Folha - O livro pode fugir à concepção inicial?
Coelho -
Muito. O consciente empurra para um lado, mas o subconsciente empurra para o outro. Na batalha, é preciso deixar-se guiar pelo subconsciente. Há ali uma parte que você desconhece e que passa por caminhos completamente inesperados.

Folha - Não faz um planejamento da história?
Coelho -
Não. Está doido? Se já soubesse tudo que ia acontecer não teria o menor entusiasmo.

Folha - Em seus livros, o senhor procura unir o plano da ficção com um plano místico. Neste caso, há o relato do esoterismo cazaque.
Coelho -
Para mim, a realidade visível e a invisível não estão muito separadas. Procuro viver as duas intensamente. É a grande herança do Brasil. O brasileiro tem muita facilidade de navegar por esses mundos sem se propor problemas muito cartesianos, como vemos na Europa.

Folha - Qual é sua rotina quando está escrevendo um livro?
Coelho -
Para mim, a criação do livro deve vir de um jato só. Após um período de adiamentos, fico absolutamente possuído, perco a fome e não tenho nenhum outro interesse senão o de escrever o livro. Nesse momento diria que estou justificando minha vida.

Folha - O Brasil está no caminho certo?
Coelho -
Se, em última análise, sua pergunta é "o Lula está fazendo um bom governo", acho que sim.

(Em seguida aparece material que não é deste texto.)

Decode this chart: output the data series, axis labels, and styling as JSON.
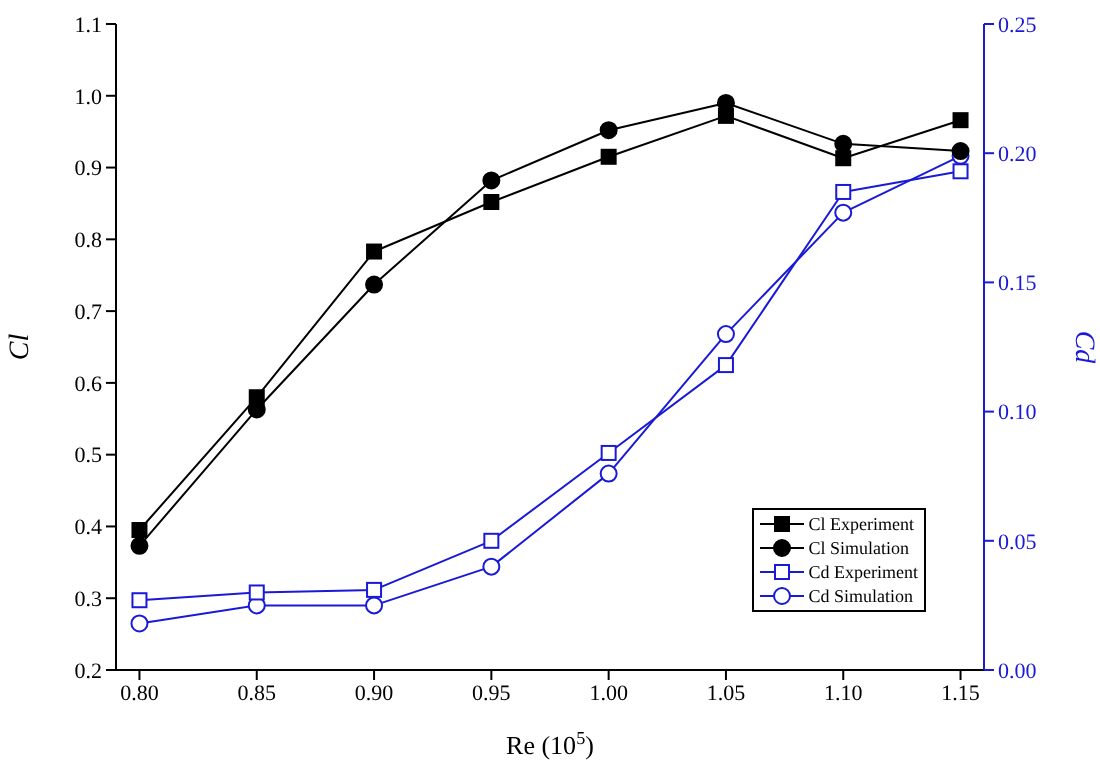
{
  "chart_data": {
    "type": "line",
    "xlabel": "Re (10$^{5}$)",
    "ylabel": "Cl",
    "y2label": "Cd",
    "x": [
      0.8,
      0.85,
      0.9,
      0.95,
      1.0,
      1.05,
      1.1,
      1.15
    ],
    "series": [
      {
        "name": "Cl Experiment",
        "color": "#000000",
        "marker": "square",
        "values": [
          0.395,
          0.58,
          0.783,
          0.852,
          0.915,
          0.972,
          0.913,
          0.966
        ]
      },
      {
        "name": "Cl Simulation",
        "color": "#000000",
        "marker": "circle",
        "values": [
          0.373,
          0.563,
          0.737,
          0.882,
          0.952,
          0.99,
          0.933,
          0.923
        ]
      },
      {
        "name": "Cd Experiment",
        "color": "#1a1ad6",
        "marker": "square",
        "axis": "y2",
        "values": [
          0.027,
          0.03,
          0.031,
          0.05,
          0.084,
          0.118,
          0.185,
          0.193
        ]
      },
      {
        "name": "Cd Simulation",
        "color": "#1a1ad6",
        "marker": "circle",
        "axis": "y2",
        "values": [
          0.018,
          0.025,
          0.025,
          0.04,
          0.076,
          0.13,
          0.177,
          0.199
        ]
      }
    ],
    "xlim": [
      0.79,
      1.16
    ],
    "xticks": [
      {
        "value": 0.8,
        "label": "0.80"
      },
      {
        "value": 0.85,
        "label": "0.85"
      },
      {
        "value": 0.9,
        "label": "0.90"
      },
      {
        "value": 0.95,
        "label": "0.95"
      },
      {
        "value": 1.0,
        "label": "1.00"
      },
      {
        "value": 1.05,
        "label": "1.05"
      },
      {
        "value": 1.1,
        "label": "1.10"
      },
      {
        "value": 1.15,
        "label": "1.15"
      }
    ],
    "ylim": [
      0.2,
      1.1
    ],
    "yticks": [
      0.2,
      0.3,
      0.4,
      0.5,
      0.6,
      0.7,
      0.8,
      0.9,
      {
        "value": 1.0,
        "label": "1.0"
      },
      1.1
    ],
    "y2lim": [
      0,
      0.25
    ],
    "y2ticks": [
      {
        "value": 0,
        "label": "0.00"
      },
      {
        "value": 0.05,
        "label": "0.05"
      },
      {
        "value": 0.1,
        "label": "0.10"
      },
      {
        "value": 0.15,
        "label": "0.15"
      },
      {
        "value": 0.2,
        "label": "0.20"
      },
      {
        "value": 0.25,
        "label": "0.25"
      }
    ],
    "grid": false,
    "legend": "bottom right",
    "line_style": "solid"
  }
}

Não vamos resolver nossos problemas num dia. Estamos numa corda bamba. Temos boas soluções para problemas bastante duros. Acho que o processo começa com Fernando Henrique, que deu passos bem importantes.

Folha - O senhor enxerga uma continuidade entre FHC e Lula?
Coelho -
Diria que o Brasil passa por duas visões ou duas abordagens não necessariamente iguais, mas que caminham, na minha opinião, na direção certa.